Well, slightly more awake today, and I might as well say from the
outset I'm talking through the top of my head (perhaps my hat, if I
had one). One step on cris and we'd be talking spells and magic - my
daughter has been getting into white witchery lately with her friends
and I'm intrigued by the basic attractions of en-chant-ment. But
this is not quite what I mean.
I agree with you that "performance" of some kind inheres in the acts
of reading and writing, and that this creates slippages. It's not so
simple as "closure" as opposed to something else ("openness"?) To
take a formally "closed" poem, say, George Herbert, whose work I
enjoy hugely - those ingenious rhymes and subtle music - when I read
his work, firstly I am hearing the poem in my head, it is not a
"silent" reading psychically speaking. Each word is "as if" read
aloud. This makes the experience of reading it a _temporal_
experience, just as a performance is. That reading vanishes into the
past and becomes memory, part of my lived experience. And I bring to
the moment of reading all my own lived experience, bodily experience,
which responds to the rhythms and sonic textures of the poem, and the
effect (in my own subjectivity anyway) ripples through my
consciousness, in ways which are both obvious and also difficult to
trace. So different readings of the poems create different
experiences: it is simply not the same experience for me to read
George Herbert say in 1989 and then in 2002. I am bringing different
things to that instant of meeting with the poem. And that moment
can, and for me at certain crucial times has been, transformative -
there is a thing art can do which literally changes your perceptions,
for good, so you never see things the same way again.
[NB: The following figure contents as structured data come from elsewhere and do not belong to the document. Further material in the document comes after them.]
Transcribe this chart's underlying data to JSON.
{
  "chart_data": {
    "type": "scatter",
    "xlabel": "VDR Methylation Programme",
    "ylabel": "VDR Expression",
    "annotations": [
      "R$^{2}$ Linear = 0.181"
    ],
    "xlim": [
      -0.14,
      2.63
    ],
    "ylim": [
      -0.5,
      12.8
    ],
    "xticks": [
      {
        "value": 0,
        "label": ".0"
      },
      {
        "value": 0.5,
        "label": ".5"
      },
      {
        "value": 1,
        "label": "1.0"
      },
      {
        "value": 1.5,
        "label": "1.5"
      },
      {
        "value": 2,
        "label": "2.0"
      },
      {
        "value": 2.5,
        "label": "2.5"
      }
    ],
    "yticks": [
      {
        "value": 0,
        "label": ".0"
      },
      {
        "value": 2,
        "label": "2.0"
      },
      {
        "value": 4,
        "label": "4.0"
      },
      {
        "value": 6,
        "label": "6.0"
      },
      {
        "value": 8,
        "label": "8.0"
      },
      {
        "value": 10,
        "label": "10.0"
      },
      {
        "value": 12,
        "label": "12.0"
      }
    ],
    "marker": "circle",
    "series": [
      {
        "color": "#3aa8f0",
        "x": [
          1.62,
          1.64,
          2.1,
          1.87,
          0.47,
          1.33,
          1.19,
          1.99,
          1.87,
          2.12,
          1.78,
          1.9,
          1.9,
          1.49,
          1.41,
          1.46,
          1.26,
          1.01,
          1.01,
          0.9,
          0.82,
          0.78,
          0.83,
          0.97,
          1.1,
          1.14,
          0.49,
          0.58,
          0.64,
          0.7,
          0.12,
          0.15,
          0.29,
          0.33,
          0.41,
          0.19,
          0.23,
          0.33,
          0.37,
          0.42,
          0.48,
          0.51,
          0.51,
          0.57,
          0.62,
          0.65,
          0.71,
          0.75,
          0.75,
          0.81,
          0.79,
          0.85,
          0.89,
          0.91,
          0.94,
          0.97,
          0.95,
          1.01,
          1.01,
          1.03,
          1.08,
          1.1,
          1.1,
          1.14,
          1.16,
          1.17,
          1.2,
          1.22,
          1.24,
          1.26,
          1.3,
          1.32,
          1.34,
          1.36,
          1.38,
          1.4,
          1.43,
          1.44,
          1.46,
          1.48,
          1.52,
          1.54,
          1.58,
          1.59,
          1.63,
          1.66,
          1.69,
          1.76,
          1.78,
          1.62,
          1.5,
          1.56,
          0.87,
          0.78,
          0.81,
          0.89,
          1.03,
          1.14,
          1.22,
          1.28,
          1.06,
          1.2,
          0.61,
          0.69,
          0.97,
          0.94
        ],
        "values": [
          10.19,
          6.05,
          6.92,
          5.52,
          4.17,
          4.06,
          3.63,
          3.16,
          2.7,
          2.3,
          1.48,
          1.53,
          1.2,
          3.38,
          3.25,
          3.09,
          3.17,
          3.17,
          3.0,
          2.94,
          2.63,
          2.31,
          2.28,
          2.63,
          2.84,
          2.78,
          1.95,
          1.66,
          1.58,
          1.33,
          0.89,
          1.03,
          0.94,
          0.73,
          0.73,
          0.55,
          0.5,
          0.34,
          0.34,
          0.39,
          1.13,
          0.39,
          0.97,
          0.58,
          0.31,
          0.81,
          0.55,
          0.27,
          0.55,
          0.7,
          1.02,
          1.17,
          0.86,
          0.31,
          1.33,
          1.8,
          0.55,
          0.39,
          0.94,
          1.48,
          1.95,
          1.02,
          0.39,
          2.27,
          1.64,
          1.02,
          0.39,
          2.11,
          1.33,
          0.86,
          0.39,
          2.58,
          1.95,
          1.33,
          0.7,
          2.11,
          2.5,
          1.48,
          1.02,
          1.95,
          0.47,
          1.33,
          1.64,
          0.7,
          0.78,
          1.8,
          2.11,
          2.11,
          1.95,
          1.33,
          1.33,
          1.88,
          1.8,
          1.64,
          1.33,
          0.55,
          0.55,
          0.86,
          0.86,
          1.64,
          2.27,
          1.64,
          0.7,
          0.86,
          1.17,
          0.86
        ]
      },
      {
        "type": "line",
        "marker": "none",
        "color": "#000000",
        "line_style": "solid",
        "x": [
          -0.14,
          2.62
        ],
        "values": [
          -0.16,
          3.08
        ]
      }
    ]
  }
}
I really think it a mistake to focus exclusively on the poem as a
linguistic _object_. Of course I can't resist bringing theatre in.
I was intrigued to read in a study recently done on young people's
actual (as opposed to perceived) reading habits that Shakespeare
figured in two places on their top ten of texts they really enjoyed
reading (Macbeth and Romeo and Juliet). Reading Shakespeare now is
clearly a different experience than it was in the 1500s, even though
it is (basically) the same text. But that work can still appeal to
children in the 21st century . This suggests to me that these
particular patterns of words are capable of creating profound
resonances in a very wide variety of minds, which suggests a certain
"openness" in the reading (and writing) of it. But in that
"openness", however crudely put here, is I think the secret of
Shakespeare's enduring popularity. His texts are pure poetry, but
they are most certainly performative.
Not sure this makes any sense, I won't go on any more as I have
things to do, and I haven't even touched ritual -
Best
Alison
At 6:48 PM +0100 21/6/02, cris cheek wrote:
>i'm sure you won't expect much more from me, but i am loathed to take the
>'ritual' route. Naming a ship, as in Austin's example there in that quote
>has ritual for sure in its solemn ceremony. So too the taking of marriage
>vows. These are explicit performances. Whilst in the big porous boundaries
>of definition we might claim that all utterances have a ritual quality of
>performance, that's just too vague and boggy for me.
>
>But yes the idea is pertinent to poetry, highly. Maybe I should ask whether
>all transformations have a ritual character.? You might persuade me.
--
"The only real revolt is the revolt against war."